On Dec. 2, nearly 50 activists braved freezing temperatures to attend a

On Dec. 2, nearly 50 activists braved freezing temperatures to attend a meeting of Woodland Park Zoo’s Board of Directors. They had come to discuss the zoo’s well-publicized decision the month before to close the elephant exhibit, and to demand that the two solitary Asian females, Bamboo and Chai, be sent to a wildlife sanctuary and not another zoo.

Only 16 members of the public were allowed to enter the meeting, held in a small classroom, and not a single media representative. “We had more people come than we’ve ever had before. Usually we have nobody come or two to three people,” an apologetic Deborah Jensen, Woodland Park’s CEO, said at the time. “We did our best to accommodate the crowd, but it was an unexpected number of individuals and we didn’t have enough space.”

“This is not an apology, it’s an excuse,” state Rep. Gerry Pollet tells Seattle Weekly. “The press and public should never be barred from meetings where decisions are made with taxpayer resources at stake.
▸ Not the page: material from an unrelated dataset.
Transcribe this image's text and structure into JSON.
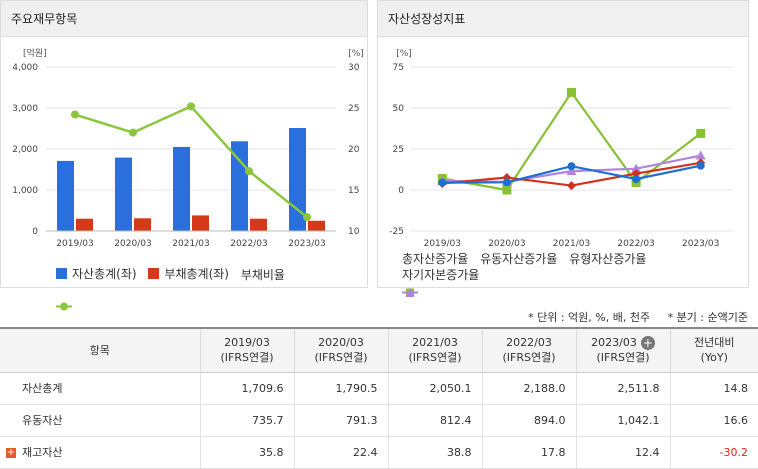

They were making decisions on these elephants without letting the public know what facts or evidence they were basing their decisions on.”

Adds Pollett, “Governments should not escape public and news scrutiny by turning operations with public money to a private board.”
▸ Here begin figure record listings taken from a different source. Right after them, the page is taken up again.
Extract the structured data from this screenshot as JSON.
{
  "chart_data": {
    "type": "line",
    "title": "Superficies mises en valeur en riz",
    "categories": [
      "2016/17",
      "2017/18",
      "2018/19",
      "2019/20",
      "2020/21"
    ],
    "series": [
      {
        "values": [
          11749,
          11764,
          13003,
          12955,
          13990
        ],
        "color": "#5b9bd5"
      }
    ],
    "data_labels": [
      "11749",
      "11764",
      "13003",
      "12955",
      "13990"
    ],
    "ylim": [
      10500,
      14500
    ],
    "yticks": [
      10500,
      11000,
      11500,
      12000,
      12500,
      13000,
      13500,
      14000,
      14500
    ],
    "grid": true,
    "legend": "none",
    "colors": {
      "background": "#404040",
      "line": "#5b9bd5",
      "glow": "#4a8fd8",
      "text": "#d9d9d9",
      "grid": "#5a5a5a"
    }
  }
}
According to the Zoo’s website, public funding sources provide 30 percent of the zoo’s support, including City of Seattle and King County Parks Levy.

The Seattle Democrat intends to propose legislation in January to open up the meetings and records of private boards that carry out governmental functions while using public monies to fund their operations, such as the zoo. “The situation at the Woodland Park Zoo is merely a symptom of a larger issue. Any other position is simply undemocratic and inconsistent with our belief in open governance.”

Pollet argues that if the City of Seattle was still running the zoo, the public and news reporters would have had the legal right to observe the entire discussion of the City Council or Parks Board. Instead, the public and media were denied the right to observe how and why key public decisions were made, which, Pollet said, runs counter to the intent of Washington’s Open Public Meetings law.

Pollet’s bill also would require that official advisory committees of state and local government meet in the open, with advanced notice and that the public be allowed to observe in compliance with the Open Meetings Act. It will also require records of private boards, to whom a government turns over a governmental function with public money, will continue to be available to the public and news media under the public records act for those governmental functions.

Alyne Fortgang, co-founder Friends of the Woodland Park Zoo Elephants, was supportive of Pollet’s bill and said in statement issued today, “While we are worried about the future of the elephants at the zoo, we have become highly concerned with the idea that local governments could turn over public operations and public funding to entities, like the zoo, who believe themselves free from taxpayer scrutiny in their decision making.”